I just did not know you could set bits within a byte this easily.
I have just tried a 4 Alarm version code and tested result below.
SUB Inputs1T04
'Alarm1In to Alarm4 mapped to ports earlier at programme start
'AlmsByteA Dim as byte at programme start
'SendArray(6) is the byte number for one of the Alarm banks transmitted serially
AlmsByteA = 0 'reset
If Alarm1In = 1 then AlmsByteA.0 = 1 'Sets AlmsByteA byte Bit 0 to 1
If Alarm2In = 1 then AlmsByteA.1 = 1 'Sets AlmsByteA byte Bit 1 to 1
If Alarm3In = 1 then AlmsByteA.2 = 1 'Sets AlmsByteA byte Bit 2 to 1
If Alarm4In = 1 then AlmsByteA.3 = 1 'Sets AlmsByteA byte Bit 3 to 1
SendArray(6) = AlmsByteA + 48 'Added 48 For backwards Compatibility reasons
End sub
'No BCD Conversation required
Test Results as expected
Received RX Codes My packes are sent and Received in bytes not Text
RX Code Count Alarm-4 Alarm-3 Alarm-2 Alarm-1
48 0 0 0 0 0
49 1 0 0 0 1
50 2 0 0 1 0
51 3 0 0 1 1
52 4 0 1 0 0
53 5 0 1 0 1
54 6 0 1 1 0
55 7 0 1 1 1
56 8 1 0 0 0
57 9 1 0 0 1
58 10 1 0 1 0
59 11 1 0 1 1
60 12 1 1 0 0
61 13 1 1 0 1
62 14 1 1 1 0
63 15 1 1 1 1
So now we have a unique code for every Alarm State with very little code.

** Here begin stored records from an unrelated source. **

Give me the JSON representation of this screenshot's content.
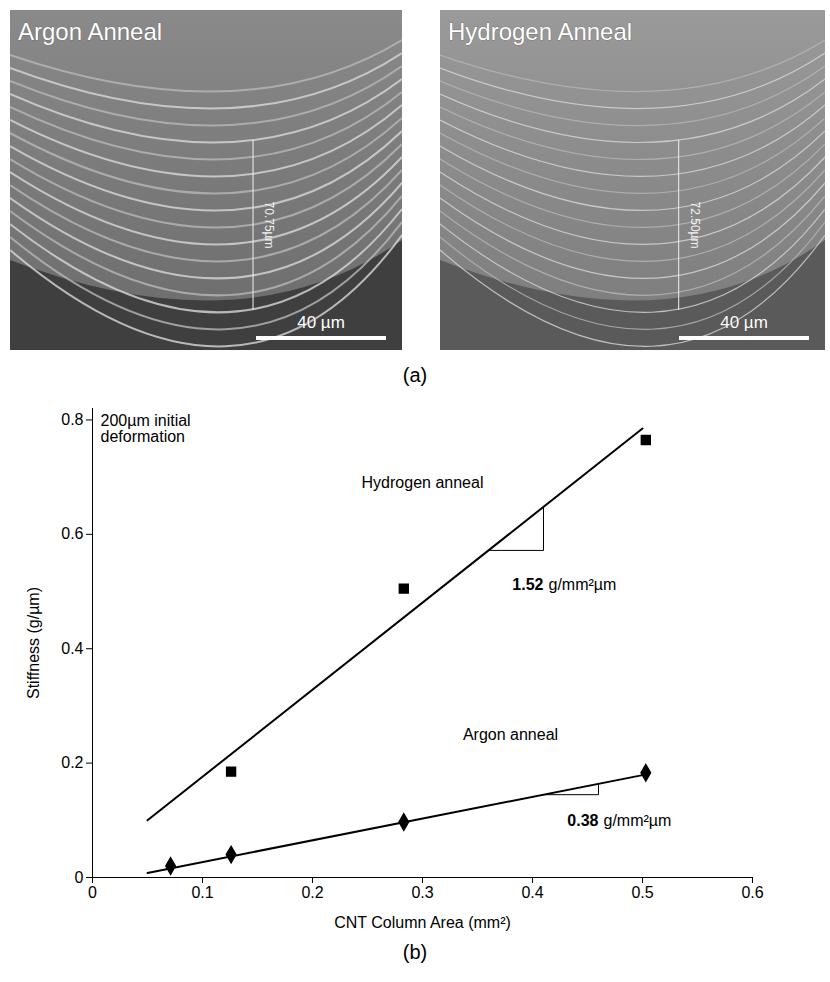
{
  "panel_a": {
    "label": "(a)",
    "images": [
      {
        "title": "Argon Anneal",
        "measurement": "70.75µm",
        "scale_bar": "40 µm"
      },
      {
        "title": "Hydrogen Anneal",
        "measurement": "72.50µm",
        "scale_bar": "40 µm"
      }
    ]
  },
  "chart_data": {
    "type": "scatter",
    "panel_label": "(b)",
    "annotation": "200µm initial deformation",
    "xlabel": "CNT Column Area (mm²)",
    "ylabel": "Stiffness (g/µm)",
    "xlim": [
      0,
      0.6
    ],
    "xticks": [
      0,
      0.1,
      0.2,
      0.3,
      0.4,
      0.5,
      0.6
    ],
    "ylim": [
      0,
      0.82
    ],
    "yticks": [
      0,
      0.2,
      0.4,
      0.6,
      0.8
    ],
    "grid": false,
    "series": [
      {
        "name": "Hydrogen anneal",
        "color": "#000000",
        "marker": "square",
        "x": [
          0.126,
          0.283,
          0.503
        ],
        "values": [
          0.185,
          0.505,
          0.765
        ],
        "fit": {
          "x": [
            0.05,
            0.5
          ],
          "values": [
            0.1,
            0.785
          ]
        },
        "slope": 1.52,
        "slope_unit": "g/mm²µm"
      },
      {
        "name": "Argon anneal",
        "color": "#000000",
        "marker": "diamond",
        "x": [
          0.071,
          0.126,
          0.283,
          0.503
        ],
        "values": [
          0.02,
          0.04,
          0.097,
          0.183
        ],
        "fit": {
          "x": [
            0.05,
            0.5
          ],
          "values": [
            0.008,
            0.179
          ]
        },
        "slope": 0.38,
        "slope_unit": "g/mm²µm"
      }
    ]
  }
}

In this example 16. With 8 bits it give a max of 8 Alarms 256 unique combinations.
Easy to process at the far end with a PC.
I expect it could be simplified further but it works this way for me.
Thanks again.
Steve
Alternate solution (Not Tested): " If " you could somehow arrange the 8 alarm bits into two nibbles (RC0-RC3, RB4-RB7, etc.), on two ports? Then you could bit mask the read portX value and add them together. If you ended up with two low nibbles, then you could use the swap4 command as an intermediate step.
I have just thought we have two functions that support BCD.
DecToBcd_GCB
BcdToDec_GCB
These functions are in the help file.
I am a little confused about the relavance of BCD in this situation. Surely Binary would be better if you need to report 8 Allarm states that would be 8 bits or one Byte with each bit being the on/off state of the coresponding Allarm.
I am not familiar with VB.NET but if it has BitWise functions then that is definately the way to go.